Court rules Teck is liable for smelter wastes in US
A U.S. federal district court judge ruled that Teck, a Canadian mining company, is liable for the costs of cleaning up contamination in the Columbia River south of the border from decades of dumping slag and effluent from the company’s Trail operations in Canada.
In his decision, Judge Lonny Suko ruled that, “for decades Teck’s leadership knew its slag and effluent flowed from Trail downstream and are now found in Lake Roosevelt, but nonetheless Teck continued discharging wastes into the Columbia River.”
Judge Suko noted that the company admitted treating the international waterway as a free waste disposal service. Specifically, the judge found that from 1930 to 1995, Teck intentionally discharged at least 9.04 Mt (9.97 million st) of slag that included heavy metals such as lead, mercury, zinc and arsenic.
The judge also found that Teck knew the hazardous waste disposed of in the Columbia River was likely to cause harm.
The decision gives the U.S. Environmental Protection Agency (EPA) the ability to force Teck to pay for the cleanup, and potentially for any ongoing damages and losses that result from the ongoing contamination. That issue has yet to be determined by the court, The Globe and Mail reported.
Some believe the landmark case could have implications for mining and other industrial interests on both sides of the border. The Canadian government, the province of British Columbia and the U.S. National Mining Association have all intervened in the case to argue that the issue should be resolved bilaterally.
As they awaited the judge’s decision, Washington state officials were optimistic.

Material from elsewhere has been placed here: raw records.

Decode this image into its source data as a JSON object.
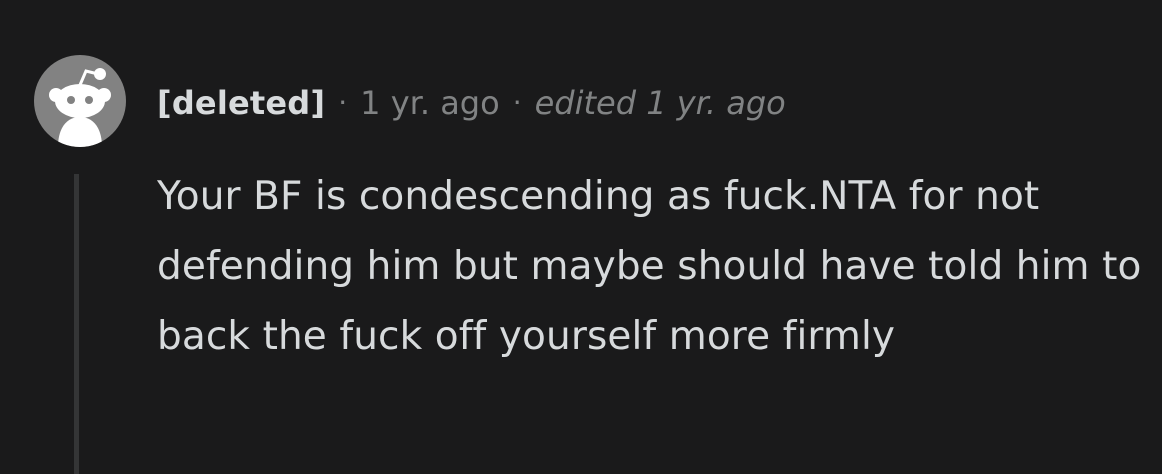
{
  "comment": {
    "author": "[deleted]",
    "separator": "·",
    "timestamp": "1 yr. ago",
    "edited": "edited 1 yr. ago",
    "body": "Your BF is condescending as fuck.NTA for not defending him but maybe should have told him to back the fuck off yourself more firmly"
  },
  "avatar": {
    "icon": "snoo-icon",
    "background_color": "#828282",
    "foreground_color": "#ffffff"
  },
  "colors": {
    "background": "#1a1a1b",
    "text_primary": "#d7dadc",
    "text_meta": "#818384",
    "thread_line": "#343536"
  }
}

Eight years after the case was launched and on the eve of a trial this fall, Teck admitted to discharging slag and liquid effluent into the river from 1896 to 1995. But it argued the U.S. law that forces companies to clean up contamination sites, known as the Superfund law, was never intended to reach across the international border.
But Kristie Elliott, lawyer for the Washington state Attorney-General, said complaints about the contamination from the Trail smelter surfaced as early as the 1940s, when farmers from Washington state sued Cominco, Teck’s predecessor, over air pollution from the smelter. That case was eventually resolved in arbitration by the two federal governments, and set a precedent for cross-boundary pollution law.
The company took out insurance to cover liability, but didn’t stop discharging effluent for decades, she said.
Teck has spent about a billion and a half dollars has modernizing Teck’s Trail Operations over the past 25 years. A new furnace installed in 1996 cut emissions dramatically.
Last month, Teck completed a $5.8-million project to reduce the risk of a spill into the river.
The company is now installing a $1.2-million automated leak detection system, and a $125-million acid plant that will reduce sulphur dioxide emissions a further 15 to 20 percent.
Recycled lead makes up about 20 per cent of total production and anything that can be used or recycled is, right down to granules of slag sold for processing into Portland cement.